L’horlogerie prend aussi une part active au phénomène de la science mondaine sur le front du livre technique, secteur du marché éditorial qui s’accroît considérablement entre les années 1720 et 1780. Le livre constitue en effet un puissant instrument de vulgarisation qui répond, comme les cours et les démonstrations, à la demande d’instruction technique dont les élites sont gourmandes. Quelques horlogers des Lumières prennent donc la plume, à commencer par Antoine Thiout (1692-1767), à qui on doit un Traité de l’horlogerie, méchanique et pratique (1740), et par Jean-André Lepaute (1720-1789), dont son Traité d’horlogerie paraît en 1755. Leurs écrits ne se résument pas à de simples manuels initiant le public à l’art horloger. À travers la description des pièces, de leurs composants et des principes de leur fonctionnement, ils exposent le savoir-faire horloger lui-même. Le livre technique est, de la sorte, un outil de promotion primordial, que les auteurs dédient souvent aux membres de la haute aristocratie pour s’en assurer la protection.
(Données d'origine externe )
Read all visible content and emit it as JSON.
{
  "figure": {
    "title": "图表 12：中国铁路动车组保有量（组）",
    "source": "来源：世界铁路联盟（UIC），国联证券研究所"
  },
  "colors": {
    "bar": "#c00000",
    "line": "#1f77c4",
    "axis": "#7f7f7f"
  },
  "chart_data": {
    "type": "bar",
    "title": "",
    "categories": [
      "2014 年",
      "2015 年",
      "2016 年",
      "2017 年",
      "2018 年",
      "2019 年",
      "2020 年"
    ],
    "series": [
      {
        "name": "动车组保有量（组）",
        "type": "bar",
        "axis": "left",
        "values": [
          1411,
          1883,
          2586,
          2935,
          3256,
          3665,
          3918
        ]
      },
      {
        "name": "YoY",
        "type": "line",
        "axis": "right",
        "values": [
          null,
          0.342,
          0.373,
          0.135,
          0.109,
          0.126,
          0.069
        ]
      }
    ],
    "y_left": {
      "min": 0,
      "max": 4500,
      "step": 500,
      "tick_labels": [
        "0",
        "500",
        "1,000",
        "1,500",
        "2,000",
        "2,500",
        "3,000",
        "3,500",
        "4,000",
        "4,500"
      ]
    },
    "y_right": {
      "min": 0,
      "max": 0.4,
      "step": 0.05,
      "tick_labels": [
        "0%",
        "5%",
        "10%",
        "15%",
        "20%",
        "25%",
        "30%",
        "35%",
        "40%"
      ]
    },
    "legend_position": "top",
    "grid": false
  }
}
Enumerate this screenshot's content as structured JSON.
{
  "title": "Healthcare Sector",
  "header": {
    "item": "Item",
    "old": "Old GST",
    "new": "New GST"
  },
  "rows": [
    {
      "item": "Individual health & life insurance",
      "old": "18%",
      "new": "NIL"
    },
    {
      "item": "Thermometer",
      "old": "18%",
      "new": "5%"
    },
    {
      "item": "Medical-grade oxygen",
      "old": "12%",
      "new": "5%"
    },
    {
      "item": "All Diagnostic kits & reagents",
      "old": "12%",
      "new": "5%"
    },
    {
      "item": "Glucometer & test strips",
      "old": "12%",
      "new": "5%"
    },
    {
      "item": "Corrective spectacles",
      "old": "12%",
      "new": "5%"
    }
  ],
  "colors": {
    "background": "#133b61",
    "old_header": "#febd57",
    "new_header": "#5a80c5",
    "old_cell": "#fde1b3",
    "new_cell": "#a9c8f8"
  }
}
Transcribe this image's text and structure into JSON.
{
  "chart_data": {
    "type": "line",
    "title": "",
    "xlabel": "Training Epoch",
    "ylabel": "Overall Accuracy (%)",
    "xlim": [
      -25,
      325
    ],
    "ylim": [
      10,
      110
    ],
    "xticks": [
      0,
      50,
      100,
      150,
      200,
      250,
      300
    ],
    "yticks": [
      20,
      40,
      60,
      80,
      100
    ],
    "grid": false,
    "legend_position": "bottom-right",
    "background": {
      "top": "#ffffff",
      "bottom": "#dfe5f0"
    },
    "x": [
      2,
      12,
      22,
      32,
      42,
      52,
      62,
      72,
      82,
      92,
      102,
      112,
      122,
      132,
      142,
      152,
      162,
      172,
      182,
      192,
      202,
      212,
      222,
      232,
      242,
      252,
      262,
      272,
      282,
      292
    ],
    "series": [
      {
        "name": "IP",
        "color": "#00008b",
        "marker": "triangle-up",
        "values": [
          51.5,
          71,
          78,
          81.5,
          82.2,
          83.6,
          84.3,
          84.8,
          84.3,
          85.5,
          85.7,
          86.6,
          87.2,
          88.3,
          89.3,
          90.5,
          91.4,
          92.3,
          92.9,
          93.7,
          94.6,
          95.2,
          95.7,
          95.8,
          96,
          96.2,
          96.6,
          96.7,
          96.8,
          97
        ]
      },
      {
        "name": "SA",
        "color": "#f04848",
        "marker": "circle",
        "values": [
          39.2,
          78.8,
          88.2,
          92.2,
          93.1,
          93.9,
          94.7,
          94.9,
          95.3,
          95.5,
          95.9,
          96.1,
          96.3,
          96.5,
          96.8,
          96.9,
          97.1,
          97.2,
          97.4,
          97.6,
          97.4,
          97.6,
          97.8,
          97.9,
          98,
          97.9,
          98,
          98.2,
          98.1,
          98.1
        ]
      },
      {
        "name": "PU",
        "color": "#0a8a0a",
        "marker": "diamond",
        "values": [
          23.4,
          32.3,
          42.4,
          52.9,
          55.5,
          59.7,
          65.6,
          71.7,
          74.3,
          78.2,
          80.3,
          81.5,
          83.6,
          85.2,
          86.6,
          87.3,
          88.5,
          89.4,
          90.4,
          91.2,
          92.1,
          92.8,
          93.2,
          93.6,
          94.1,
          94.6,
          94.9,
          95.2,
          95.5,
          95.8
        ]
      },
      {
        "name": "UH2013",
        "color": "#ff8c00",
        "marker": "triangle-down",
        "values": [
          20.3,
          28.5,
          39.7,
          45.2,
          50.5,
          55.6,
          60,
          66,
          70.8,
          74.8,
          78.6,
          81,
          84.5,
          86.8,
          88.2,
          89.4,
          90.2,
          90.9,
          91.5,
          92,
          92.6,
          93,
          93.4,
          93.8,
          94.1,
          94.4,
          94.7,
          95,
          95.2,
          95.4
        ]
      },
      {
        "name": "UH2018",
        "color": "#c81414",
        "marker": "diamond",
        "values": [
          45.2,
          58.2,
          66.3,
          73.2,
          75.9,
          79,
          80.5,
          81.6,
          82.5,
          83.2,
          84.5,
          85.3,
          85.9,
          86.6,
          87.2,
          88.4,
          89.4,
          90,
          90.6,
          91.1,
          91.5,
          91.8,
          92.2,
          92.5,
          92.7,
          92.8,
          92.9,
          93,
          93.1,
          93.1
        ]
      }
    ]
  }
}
Il défend un art d’exception, car beau et utile à la fois, et valorise les connaissances de ceux qui le pratiquent.


Ferdinand Berthoud saisit mieux qu’aucun autre l’intérêt de ce moyen de communication garantissant aux artistes de la renommée et la faveur de la clientèle aisée. Il rédige dès lors L’art de conduire et de régler les pendules et les montres (1759) et son célèbre Essai sur l’horlogerie (1763), qu’il destine aux artisans, mais surtout aux curieux et aux amateurs. Il y déploie de grandes capacités de vulgarisateur et une qualité d’écriture remarquable, se distinguant ainsi de ses prédécesseurs. Il se différencie également par son indépendance: alors qu’il n’a pas encore obtenu le titre d’«Horloger Mécanicien du Roi et de la Marine», Berthoud prend la plume à son compte, au nom de la volonté de partager des connaissances.